Server logs are typically rotated within 90 days unless a longer retention is justified for security, abuse prevention, or legal proceedings. Cookie preference data stored in your browser can be deleted by you at any time via browser settings or by clearing site data.
6. Your rights
Under the GDPR and the Danish Data Protection Act, and subject to the conditions set out therein, you have the following rights in respect of your personal data:
- Right of access (Art. 15): confirmation whether we process your data and a copy of the main information.
- Right to rectification (Art. 16): correction of inaccurate data.
- Right to erasure (“right to be forgotten”) (Art. 17): where applicable, deletion of data that is no longer necessary or where you withdraw consent and there is no other legal ground.
- Right to restriction of processing (Art. 18): in the situations described in the GDPR.
- Right to data portability (Art. 20): where processing is based on consent or contract and is carried out by automated means.
- Right to object (Art. 21): to processing based on legitimate interests, and to object at any time to processing for direct marketing purposes, including profiling related to such marketing (see also section 3 on markedsføringsloven).
- Right not to be subject to solely automated decisions (Art. 22): we do not use such decisions (see section 8).
- Right to withdraw consent: where processing is based on consent, you may withdraw it at any time without affecting the lawfulness of processing before withdrawal.
To exercise your rights, contact us using the email or postal address in section 1. We will respond within one month as a general rule, in line with Article 12 GDPR, unless the complexity of the request requires an extension as permitted by law.
You may lodge a complaint with Datatilsynet at any time if you consider that our processing infringes applicable law.
Without prejudice to that administrative remedy, you have the right to an effective judicial remedy before the competent Danish courts against a legally binding decision of Datatilsynet concerning you, and where applicable against us if you consider your rights under the GDPR have been infringed (Articles 77–79 GDPR).

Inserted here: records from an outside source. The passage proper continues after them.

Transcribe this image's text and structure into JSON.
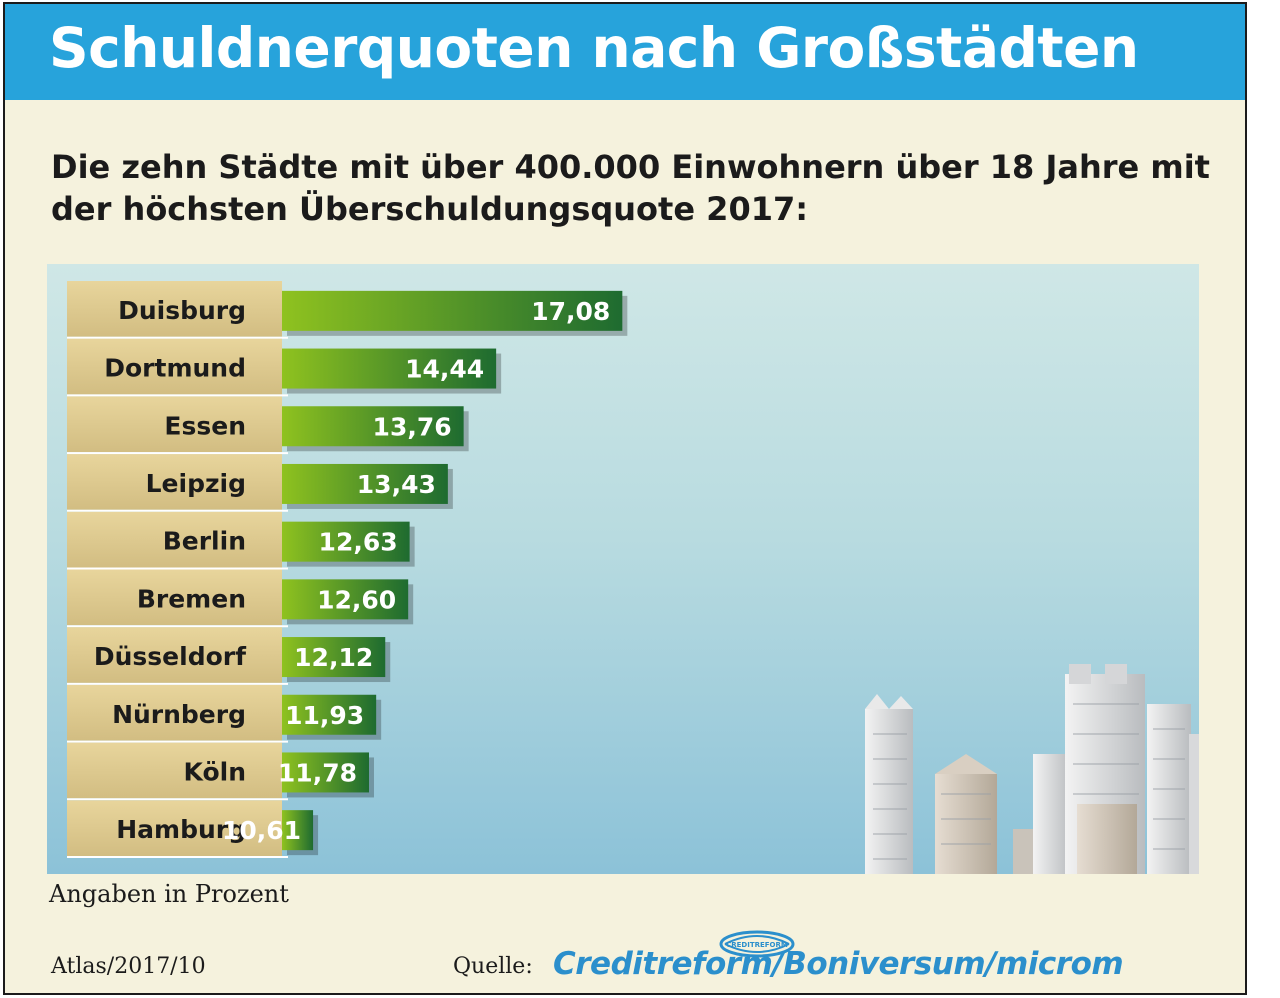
{
  "title": "Schuldnerquoten nach Großstädten",
  "subtitle": "Die zehn Städte mit über 400.000 Einwohnern über 18 Jahre mit der höchsten Überschuldungsquote 2017:",
  "unit_note": "Angaben in Prozent",
  "atlas_ref": "Atlas/2017/10",
  "source_label": "Quelle:",
  "source_name": "Creditreform/Boniversum/microm",
  "logo_text": "CREDITREFORM",
  "colors": {
    "header": "#27a3db",
    "background": "#f5f2dd",
    "label_cell": "#e3cf93",
    "bar_start": "#8fc21f",
    "bar_end": "#1e6b30",
    "source_brand": "#2b8fcc"
  },
  "chart_data": {
    "type": "bar",
    "orientation": "horizontal",
    "categories": [
      "Duisburg",
      "Dortmund",
      "Essen",
      "Leipzig",
      "Berlin",
      "Bremen",
      "Düsseldorf",
      "Nürnberg",
      "Köln",
      "Hamburg"
    ],
    "values": [
      17.08,
      14.44,
      13.76,
      13.43,
      12.63,
      12.6,
      12.12,
      11.93,
      11.78,
      10.61
    ],
    "value_labels": [
      "17,08",
      "14,44",
      "13,76",
      "13,43",
      "12,63",
      "12,60",
      "12,12",
      "11,93",
      "11,78",
      "10,61"
    ],
    "unit": "Prozent",
    "grid": false,
    "legend": "none"
  }
}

7. Security and personal data breaches
We apply appropriate technical and organisational measures under Article 32 GDPR, including access limitations, secure transmission where supported by infrastructure, malware monitoring at hosting level where available, and instructions on confidentiality for anyone who processes data on our behalf.
In the event of a personal data breach likely to result in a risk to your rights, we will notify Datatilsynet without undue delay and, where feasible, within 72 hours, and notify affected individuals when required by Articles 33–34 GDPR.
No online transmission is completely risk-free; please use strong passwords and avoid sending unnecessary sensitive information in unencrypted email.
8. Automated decision-making
We do not use automated decision-making or profiling that produces legal or similarly significant effects on you.
9. Children
This website is not directed at children under 16. We do not knowingly collect personal data from children for profiling or marketing. If you are a parent or guardian and believe we have collected a child’s data, contact us and we will delete it promptly where required by Danish and EU law.
10. Data sources and profiling
We generally receive personal data directly from you (forms, email, phone, contracts). We do not buy marketing lists. We do not carry out systematic profiling that produces legal or similarly significant effects on you.
11. Updates
We may update this policy to reflect legal, technical, or organisational changes. The “last updated” date will change accordingly. Material changes may be highlighted on the website or communicated where appropriate.